What is the distribution of $(Y_1,Y_2-Y_1,\ldots,Y_{n-1}-Y_{n-2},1-Y_{n-1})$?
This seems to depend on the symmetric version below. So, from the observation of the symmetry, all the components from the second to the second last will have the same distribution, with expected value $\frac{1}{n-1}$, and by symmetry the first and last has the same distribution, with expected value $\frac{1}{2(n-1)}$. I doubt this was what the original poster of the linked question was after.
Symmetric definition
Let $(X_1,X_2,\ldots,X_n)\sim$ i.i.d. $U[0,1]$, and $(Y_1,Y_2,\ldots,Y_n)$ be those values sorted in ascending order.
What is the distribution of $(1+Y_1-Y_n,Y_2-Y_1,\ldots,Y_n-Y_{n-1})$?
At least we know the expected value of each component by symmetry: $\frac{1}{n}$.
 A: I am afraid the conclusion is wrong in both cases...

(Asymmetric definition) What is the distribution of $(Y_1,Y_2-Y_1,\ldots,Y_{n-1}-Y_{n-2},1-Y_{n-1})$?

Let $Z^{(n)}=(Y_1,Y_2-Y_1,\ldots,Y_{n-1}-Y_{n-2},1-Y_{n-1})$, then $Z^{(n)}$ is almost surely in $D_n=H_n\cap(\mathbb R_+)^n$ where $H_n$ is the affine hyperplane of $\mathbb R^n$ of equation $z_1+\cdots+z_n=1$, and uniformly distributed on $D_n$. In particular, $E(Z^{(n)}_k)=1/n$ for every $1\leqslant k\leqslant n$, hence $E(Y_k)=k/n$ for every $1\leqslant k\leqslant n-1$.
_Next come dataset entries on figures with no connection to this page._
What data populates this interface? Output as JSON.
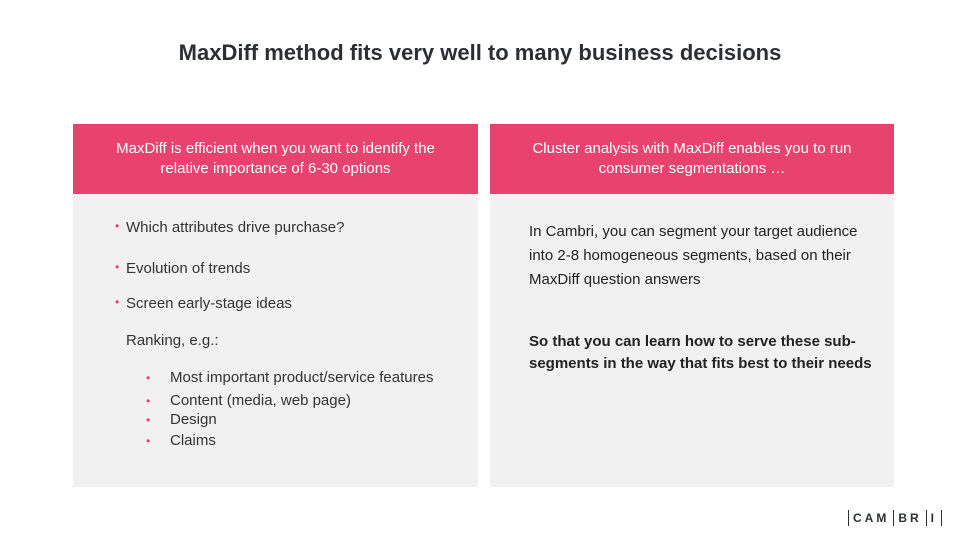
{
  "title": "MaxDiff method fits very well to many business decisions",
  "left_panel": {
    "header": "MaxDiff is efficient when you want to identify the relative importance of 6-30 options",
    "bullets": [
      "Which attributes drive purchase?",
      "Evolution of trends",
      "Screen early-stage ideas"
    ],
    "ranking_label": "Ranking, e.g.:",
    "ranking_items": [
      "Most important product/service features",
      "Content (media, web page)",
      "Design",
      "Claims"
    ]
  },
  "right_panel": {
    "header": "Cluster analysis with MaxDiff enables you to run consumer segmentations …",
    "paragraph": "In Cambri, you can segment your target audience into 2-8 homogeneous segments, based on their MaxDiff question answers",
    "bold_paragraph": "So that you can learn how to serve these sub-segments in the way that fits best to their needs"
  },
  "logo": {
    "parts": [
      "CAM",
      "BR",
      "I"
    ]
  },
  "colors": {
    "accent": "#e8426e",
    "panel_bg": "#f1f1f2",
    "title": "#2b2f33"
  }
}
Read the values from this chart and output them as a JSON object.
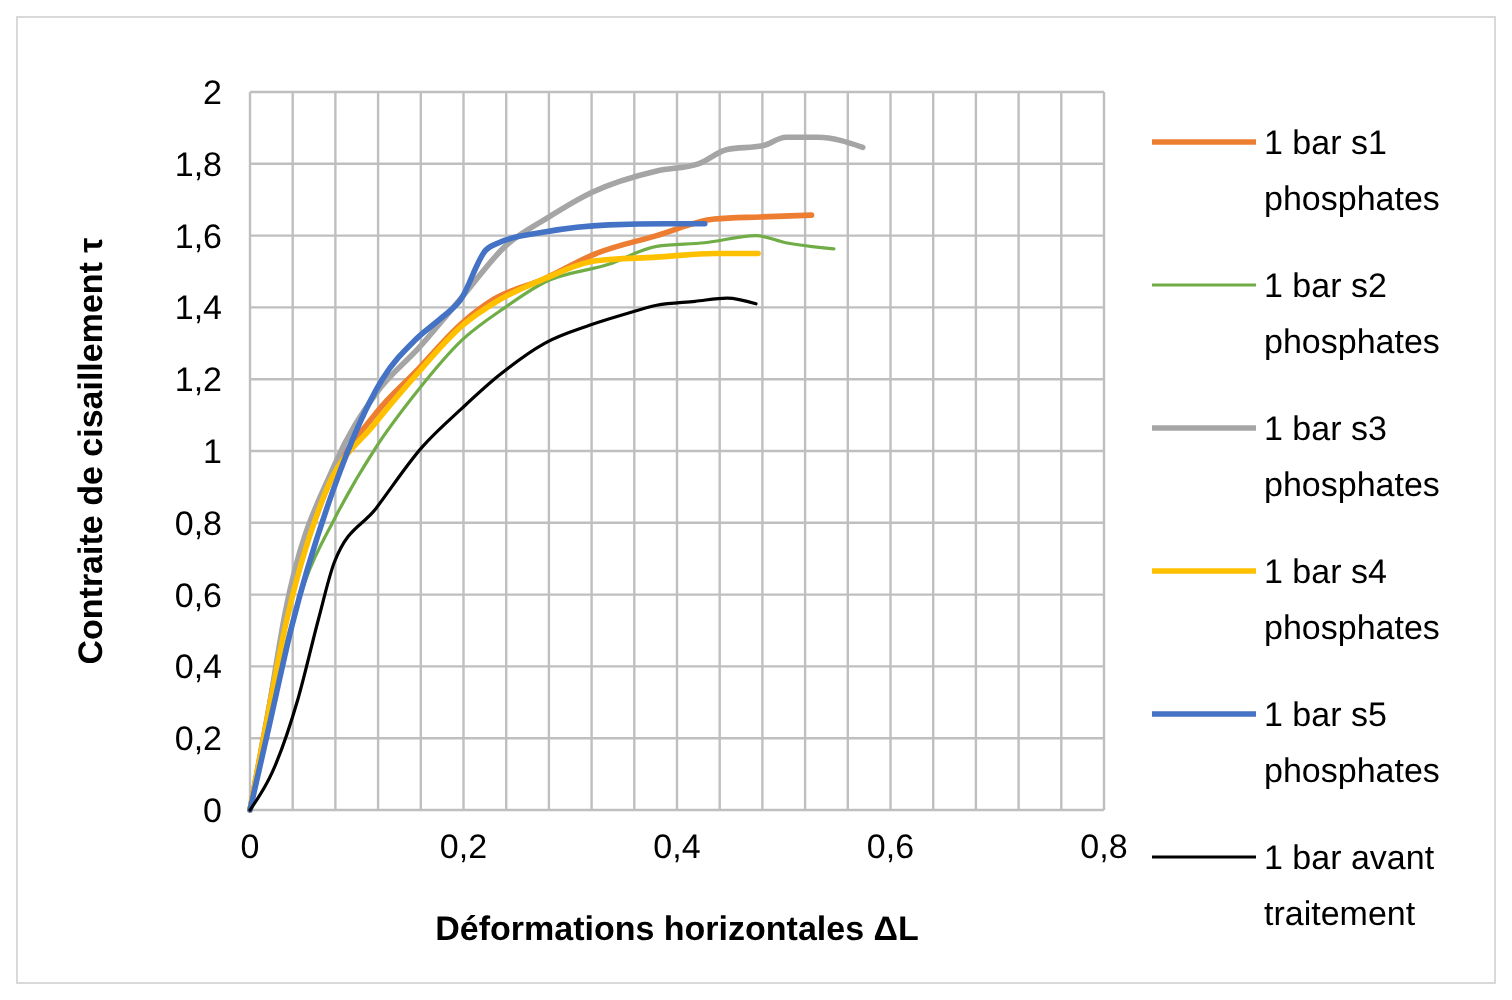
{
  "chart_data": {
    "type": "line",
    "xlabel": "Déformations horizontales ΔL",
    "ylabel": "Contraite de cisaillement τ",
    "xlim": [
      0,
      0.8
    ],
    "ylim": [
      0,
      2
    ],
    "grid": true,
    "legend": "right",
    "marker": "none",
    "line_style": "solid",
    "xticks": [
      0,
      {
        "value": 0.04,
        "label": null
      },
      {
        "value": 0.08,
        "label": null
      },
      {
        "value": 0.12,
        "label": null
      },
      {
        "value": 0.16,
        "label": null
      },
      {
        "value": 0.2,
        "label": "0,2"
      },
      {
        "value": 0.24,
        "label": null
      },
      {
        "value": 0.28,
        "label": null
      },
      {
        "value": 0.32,
        "label": null
      },
      {
        "value": 0.36,
        "label": null
      },
      {
        "value": 0.4,
        "label": "0,4"
      },
      {
        "value": 0.44,
        "label": null
      },
      {
        "value": 0.48,
        "label": null
      },
      {
        "value": 0.52,
        "label": null
      },
      {
        "value": 0.56,
        "label": null
      },
      {
        "value": 0.6,
        "label": "0,6"
      },
      {
        "value": 0.64,
        "label": null
      },
      {
        "value": 0.68,
        "label": null
      },
      {
        "value": 0.72,
        "label": null
      },
      {
        "value": 0.76,
        "label": null
      },
      {
        "value": 0.8,
        "label": "0,8"
      }
    ],
    "yticks": [
      0,
      {
        "value": 0.2,
        "label": "0,2"
      },
      {
        "value": 0.4,
        "label": "0,4"
      },
      {
        "value": 0.6,
        "label": "0,6"
      },
      {
        "value": 0.8,
        "label": "0,8"
      },
      1,
      {
        "value": 1.2,
        "label": "1,2"
      },
      {
        "value": 1.4,
        "label": "1,4"
      },
      {
        "value": 1.6,
        "label": "1,6"
      },
      {
        "value": 1.8,
        "label": "1,8"
      },
      2
    ],
    "series": [
      {
        "name": "1 bar s1 phosphates",
        "color": "#ed7d31",
        "x": [
          0,
          0.015,
          0.033,
          0.07,
          0.118,
          0.155,
          0.2,
          0.227,
          0.276,
          0.324,
          0.381,
          0.435,
          0.478,
          0.526
        ],
        "values": [
          0,
          0.24,
          0.52,
          0.88,
          1.105,
          1.22,
          1.36,
          1.42,
          1.48,
          1.55,
          1.6,
          1.646,
          1.652,
          1.657
        ]
      },
      {
        "name": "1 bar s2 phosphates",
        "color": "#70ad47",
        "x": [
          0,
          0.021,
          0.052,
          0.079,
          0.118,
          0.155,
          0.199,
          0.239,
          0.276,
          0.336,
          0.381,
          0.426,
          0.474,
          0.502,
          0.547
        ],
        "values": [
          0,
          0.31,
          0.64,
          0.81,
          1.01,
          1.16,
          1.31,
          1.4,
          1.47,
          1.52,
          1.57,
          1.58,
          1.6,
          1.58,
          1.563
        ]
      },
      {
        "name": "1 bar s3 phosphates",
        "color": "#a5a5a5",
        "x": [
          0,
          0.015,
          0.033,
          0.079,
          0.118,
          0.159,
          0.199,
          0.239,
          0.279,
          0.32,
          0.381,
          0.42,
          0.447,
          0.48,
          0.502,
          0.532,
          0.574
        ],
        "values": [
          0,
          0.235,
          0.55,
          0.96,
          1.16,
          1.29,
          1.43,
          1.57,
          1.65,
          1.72,
          1.78,
          1.8,
          1.84,
          1.85,
          1.874,
          1.874,
          1.846
        ]
      },
      {
        "name": "1 bar s4 phosphates",
        "color": "#ffc000",
        "x": [
          0,
          0.015,
          0.033,
          0.07,
          0.118,
          0.155,
          0.199,
          0.233,
          0.276,
          0.324,
          0.381,
          0.435,
          0.476
        ],
        "values": [
          0,
          0.235,
          0.51,
          0.88,
          1.08,
          1.21,
          1.35,
          1.42,
          1.48,
          1.53,
          1.54,
          1.55,
          1.55
        ]
      },
      {
        "name": "1 bar s5 phosphates",
        "color": "#4472c4",
        "x": [
          0,
          0.018,
          0.039,
          0.079,
          0.124,
          0.155,
          0.179,
          0.197,
          0.221,
          0.233,
          0.276,
          0.336,
          0.39,
          0.426
        ],
        "values": [
          0,
          0.235,
          0.51,
          0.9,
          1.2,
          1.31,
          1.37,
          1.42,
          1.56,
          1.58,
          1.61,
          1.63,
          1.633,
          1.633
        ]
      },
      {
        "name": "1 bar avant traitement",
        "color": "#000000",
        "x": [
          0,
          0.021,
          0.045,
          0.064,
          0.079,
          0.118,
          0.161,
          0.199,
          0.233,
          0.276,
          0.318,
          0.35,
          0.381,
          0.417,
          0.447,
          0.474
        ],
        "values": [
          0,
          0.106,
          0.31,
          0.53,
          0.69,
          0.84,
          1.01,
          1.12,
          1.21,
          1.3,
          1.35,
          1.38,
          1.406,
          1.417,
          1.426,
          1.41
        ]
      }
    ]
  }
}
(Symmetric definition) What is the distribution of $(1+Y_1-Y_n,Y_2-Y_1,\ldots,Y_{n-1}-Y_{n-2},Y_n-Y_{n-1})$?

Let $T^{(n)}=(1+Y_1-Y_n,Y_2-Y_1,\ldots,Y_{n-1}-Y_{n-2},Y_n-Y_{n-1})$, then $T^{(n)}=G(Z^{(n+1)})$ where $G:\mathbb R^{n+1}\to\mathbb R^n$ is the affine function defined by $G(z_1,\ldots,z_{n+1})=(z_1+z_{n+1},z_2,\ldots,z_n)$. This yields the distribution of $T^{(n)}$, whose support is $D_n$, and whose density is proportional to $(t_k)_{1\leqslant k\leqslant n}\mapsto t_1$ on $D_n$. In particular $E(T^{(n)}_1)=2/(n+1)$ and  $E(T^{(n)}_k)=1/(n+1)$ for every $2\leqslant k\leqslant n$.